Another lesson from the desert is in the area of training. The Israelites had been slaves in Egypt which meant that they were good at farming and making bricks but knew little of organizing an army. God’s plan called for them to take the Promised Land, with His help of course, so He needed to train them for war; to fight, to follow orders, and to be courageous. I recall a letter a gentleman wrote to our local newspaper criticizing the Bible and questioning God’s power as the Supreme Being. He referred to a passage in the first chapter of the book of Judges which tells of the Israelites failure to defeat an army which used iron chariots and thus concluded that God wasn’t all-powerful. Apparently, he failed to read the third chapter which speaks of how God used the different nations to instruct the Israelites and the fourth chapter where they were victorious over an army using iron chariots. God had used their previous failure to train them for future engagements. I have a degree from a Bible college, I continue to study His word, and I listen to the teachings of others in the ministry, but I realize that I’m somewhat slow about learning some things; especially lessons in dealing with others. More than a few times the Lord has had to teach me the same lesson over and over. With all the great examples He included in His word, you would think that I’d catch on after a while, but when it comes to stubbornness I even impress myself. I also realize that some things can only be taught by experience and repetition, and being set apart for a time allows me to meditate on what I’ve learned. I cannot begin to relate the things the Lord has shown me during this desert time; things which I may not have seen otherwise.

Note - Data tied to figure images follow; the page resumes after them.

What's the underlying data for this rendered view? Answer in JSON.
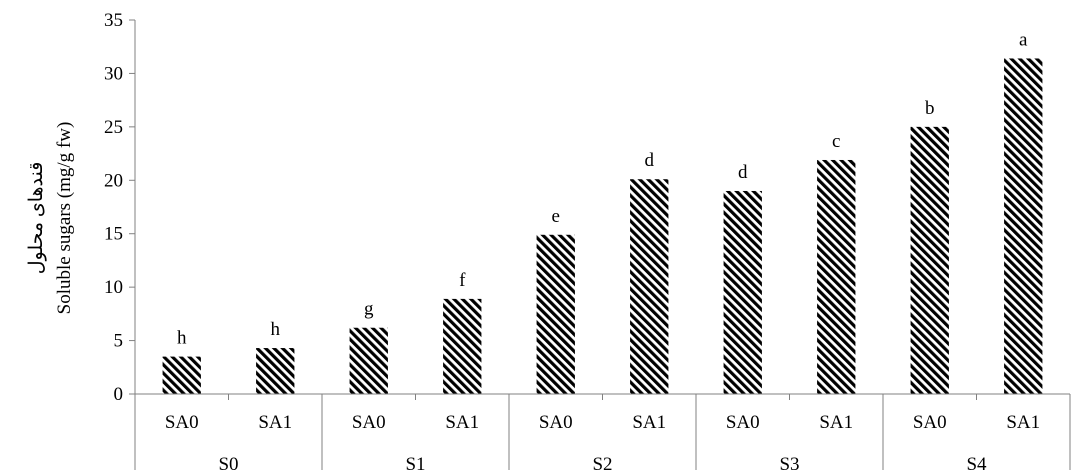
{
  "chart_data": {
    "type": "bar",
    "title": "",
    "ylabel_lines": [
      "قندهای محلول",
      "Soluble sugars (mg/g fw)"
    ],
    "ylim": [
      0,
      35
    ],
    "yticks": [
      0,
      5,
      10,
      15,
      20,
      25,
      30,
      35
    ],
    "grid": false,
    "legend": "none",
    "bar_pattern": "diagonal-hatch",
    "colors": {
      "bar_stripe": "#000000",
      "bar_background": "#ffffff",
      "axis": "#808080"
    },
    "groups": [
      {
        "label": "S0",
        "bars": [
          {
            "category": "SA0",
            "value": 3.5,
            "letter": "h"
          },
          {
            "category": "SA1",
            "value": 4.3,
            "letter": "h"
          }
        ]
      },
      {
        "label": "S1",
        "bars": [
          {
            "category": "SA0",
            "value": 6.2,
            "letter": "g"
          },
          {
            "category": "SA1",
            "value": 8.9,
            "letter": "f"
          }
        ]
      },
      {
        "label": "S2",
        "bars": [
          {
            "category": "SA0",
            "value": 14.9,
            "letter": "e"
          },
          {
            "category": "SA1",
            "value": 20.1,
            "letter": "d"
          }
        ]
      },
      {
        "label": "S3",
        "bars": [
          {
            "category": "SA0",
            "value": 19.0,
            "letter": "d"
          },
          {
            "category": "SA1",
            "value": 21.9,
            "letter": "c"
          }
        ]
      },
      {
        "label": "S4",
        "bars": [
          {
            "category": "SA0",
            "value": 25.0,
            "letter": "b"
          },
          {
            "category": "SA1",
            "value": 31.4,
            "letter": "a"
          }
        ]
      }
    ]
  }
}
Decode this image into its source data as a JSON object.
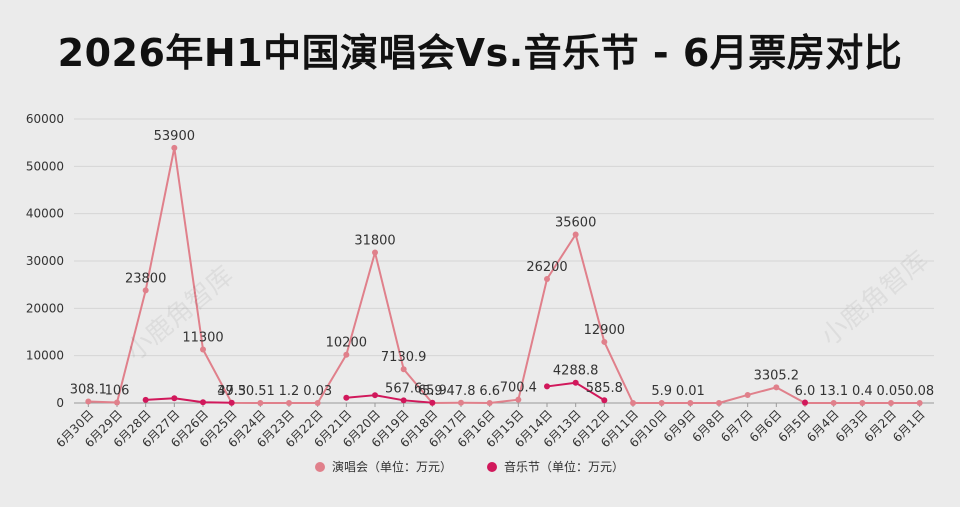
{
  "chart_data": {
    "type": "line",
    "title": "2026年H1中国演唱会Vs.音乐节 - 6月票房对比",
    "xlabel": "",
    "ylabel": "",
    "categories": [
      "6月30日",
      "6月29日",
      "6月28日",
      "6月27日",
      "6月26日",
      "6月25日",
      "6月24日",
      "6月23日",
      "6月22日",
      "6月21日",
      "6月20日",
      "6月19日",
      "6月18日",
      "6月17日",
      "6月16日",
      "6月15日",
      "6月14日",
      "6月13日",
      "6月12日",
      "6月11日",
      "6月10日",
      "6月9日",
      "6月8日",
      "6月7日",
      "6月6日",
      "6月5日",
      "6月4日",
      "6月3日",
      "6月2日",
      "6月1日"
    ],
    "ylim": [
      0,
      60000
    ],
    "yticks": [
      0,
      10000,
      20000,
      30000,
      40000,
      50000,
      60000
    ],
    "grid": true,
    "legend_position": "bottom",
    "series": [
      {
        "name": "演唱会（单位：万元）",
        "color": "#e0808b",
        "values": [
          308.1,
          106,
          23800,
          53900,
          11300,
          37.5,
          0.51,
          1.2,
          0.03,
          10200,
          31800,
          7130.9,
          5.9,
          47.8,
          6.6,
          700.4,
          26200,
          35600,
          12900,
          0,
          5.9,
          0.01,
          0,
          1700,
          3305.2,
          6.0,
          13.1,
          0.4,
          0.05,
          0.08
        ],
        "labels": [
          "308.1",
          "106",
          "23800",
          "53900",
          "11300",
          "37.5",
          "0.51",
          "1.2",
          "0.03",
          "10200",
          "31800",
          "7130.9",
          "5.9",
          "47.8",
          "6.6",
          "700.4",
          "26200",
          "35600",
          "12900",
          "",
          "5.9",
          "0.01",
          "",
          "",
          "3305.2",
          "6.0",
          "13.1",
          "0.4",
          "0.05",
          "0.08"
        ]
      },
      {
        "name": "音乐节（单位：万元）",
        "color": "#d1185b",
        "values": [
          null,
          null,
          650,
          1000,
          150,
          49.3,
          null,
          null,
          null,
          1100,
          1650,
          567.6,
          65.9,
          null,
          null,
          null,
          3500,
          4288.8,
          585.8,
          null,
          null,
          null,
          null,
          null,
          null,
          100,
          null,
          null,
          null,
          null
        ],
        "labels": [
          "",
          "",
          "",
          "",
          "",
          "49.3",
          "",
          "",
          "",
          "",
          "",
          "567.6",
          "65.9",
          "",
          "",
          "",
          "",
          "4288.8",
          "585.8",
          "",
          "",
          "",
          "",
          "",
          "",
          "",
          "",
          "",
          "",
          ""
        ]
      }
    ]
  },
  "watermark": "小鹿角智库"
}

Finally, the most obvious reason for wandering is sin in our lives. God instructed the Israelites to take possession of the land of Canaan, but they chose instead to disobey and rebel. The punishment for their sin was wandering in the wilderness until the rebellious generation had died and the sin had been purged from them. Sin is, to say the least, very disgusting to a holy God. Nothing hinders the loving relationship He wants with us more than it does. Rebellion and pride can be very subtle and all too often I find myself built up with self-importance, wanting to do things my way instead of His. I must keep sin out of my life and conform myself to His image, for only then can I be what He wants me to be.
How long do these dry times last? How long do we have to wander through this desert place? God assures us that, although they sometimes seem to last a lifetime, they are only for a season. We must put our faith in Him and keep waiting, watching, and trusting. I realize that sounds a little too easy and saying it usually doesn’t make the pain of loneliness go away, but that’s when we need to trust Him most. Just as the Apostle Paul told the Philippians, “He who has begun a good work in you will complete it until the day of Christ Jesus.” Not only is God in control of what happens to us, He loves us and wants only the best for us. Just as He brought the Israelites into the Promised Land, He will bring us out of the desert when His plan and purpose are completed in us.